When most people think about coloring, they immediately think about colored pencils. Yes, they are great and offer some versatility and efficiency of use, making them popular among many coloring enthusiasts. However, as you advance through coloring, you need to consider watercolors, markers, acrylic, pens, and much more. It’s something to behold because as you mix your materials, you can create a whole new mood and texture to your coloring. Here is what you need to know to achieve this effortlessly.
Layering With Markers
If there is a background or a large open space to color, you can layer your pencil over the marker to cover it. Start by applying the marker, then use the colored pencil afterward to create a large area of intense colors, such as the depth of the ocean or the wild night sky. This combination will create a much deeper color rather than using a pencil or marker alone. Note that this technique can be used with just any color, such as the blue colors used to create the sky.
Blending With Gel Pens
Although some types of gel pens might smear very easily, it’s not a drawback if you think about it. Take advantage of this by blending a lot of colors together to create a gradient effect. When used, the gel pens might be a little wet on the page, while others are dry. Choose the wet pens whenever you’re creating a blending effect.
Take a blank page and start experimenting to find the pens with a good smear. You can color a small square and use a blending tool or smudge it using your fingers. There are a few tools that work well when you’re blending, such as silicone spatulas, bristle paintbrushes, pencil erasers, flat-ended cotton swabs, wet paintbrushes, and many more.
Splattering With Acrylic
The next step will bring the ultimate fun out of the game. With a fairly wet brush, you should splatter or flick paint on the work surface to create an uneven splatter effect. Here, you will create an abstract landscape or a simple starry night as well as adding some texture to your image.
Underpainting With Watercolor
Underpainting refers to the monochrome wash used on the first layer of your painting. You should add layers of transparent washes on top to create a great luminous or realism effect. You can start by mixing a light purple shade (such as ultramarine blue or cadmium red for a significant effect). You can also try out neutral shades of green or blue.

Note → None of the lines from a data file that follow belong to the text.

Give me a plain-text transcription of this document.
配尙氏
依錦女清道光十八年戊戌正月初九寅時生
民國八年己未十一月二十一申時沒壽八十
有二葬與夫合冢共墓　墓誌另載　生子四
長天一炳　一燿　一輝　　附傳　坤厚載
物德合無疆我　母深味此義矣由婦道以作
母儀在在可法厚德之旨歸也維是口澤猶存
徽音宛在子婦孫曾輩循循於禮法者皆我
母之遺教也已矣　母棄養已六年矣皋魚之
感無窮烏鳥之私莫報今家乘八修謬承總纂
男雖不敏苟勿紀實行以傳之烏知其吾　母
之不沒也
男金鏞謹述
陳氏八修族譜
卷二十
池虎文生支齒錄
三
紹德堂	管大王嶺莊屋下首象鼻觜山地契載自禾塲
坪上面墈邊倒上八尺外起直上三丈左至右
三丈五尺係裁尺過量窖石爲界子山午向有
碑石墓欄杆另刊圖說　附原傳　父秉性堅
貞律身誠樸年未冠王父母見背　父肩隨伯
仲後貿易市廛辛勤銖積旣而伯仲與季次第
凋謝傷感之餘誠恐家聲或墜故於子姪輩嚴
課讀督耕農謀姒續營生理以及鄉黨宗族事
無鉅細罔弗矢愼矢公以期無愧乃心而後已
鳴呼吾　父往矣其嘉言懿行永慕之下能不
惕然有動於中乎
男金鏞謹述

Start with a purple shade to paint your subject, then pay a lot of attention to shade and light. You don’t need to think about colors, so your focus should be creating a shape. With a soft brush and a very light hand, keep the purple color from overpowering everything else in the painting. Allow the underpainting to dry completely before glazing. If it’s still wet, your colors are likely going to get muddy.
Coloring Consistently With Crayons
Whenever you’re using crayons, any change in coloring direction will make it look sloppy, regardless of whether or not you’re staying in the lines. You need to color in a consistent direction to make it look tidy and easier on your eyes. If a turn or corner is making it tough to change the direction, color using small circles rather than lines or curved lines for the best effect. You need to consider how the color will be visible and create the texture.
Blending With Pencils (Burnishing)
With burnishing, you will use pressure to blend the layers and completely fill the tooth of the paper with color. It creates a shiny and smooth appearance of any color on your image. For this, use sharp colored pencils since they will saturate the color in the paper faster.
Blooms With Gouache
Since it is a water-based medium, gouache can be watered down to move around the paper and react just like watercolors. Using blooms, add the base of color, then start painting on top of it. Next, load the painting brush with a lot of water and some pigment before applying it to the paper. With more water and different colors, blot some color into the puddle on your paper. The color will start spreading and bleeding into the paper for a great effect.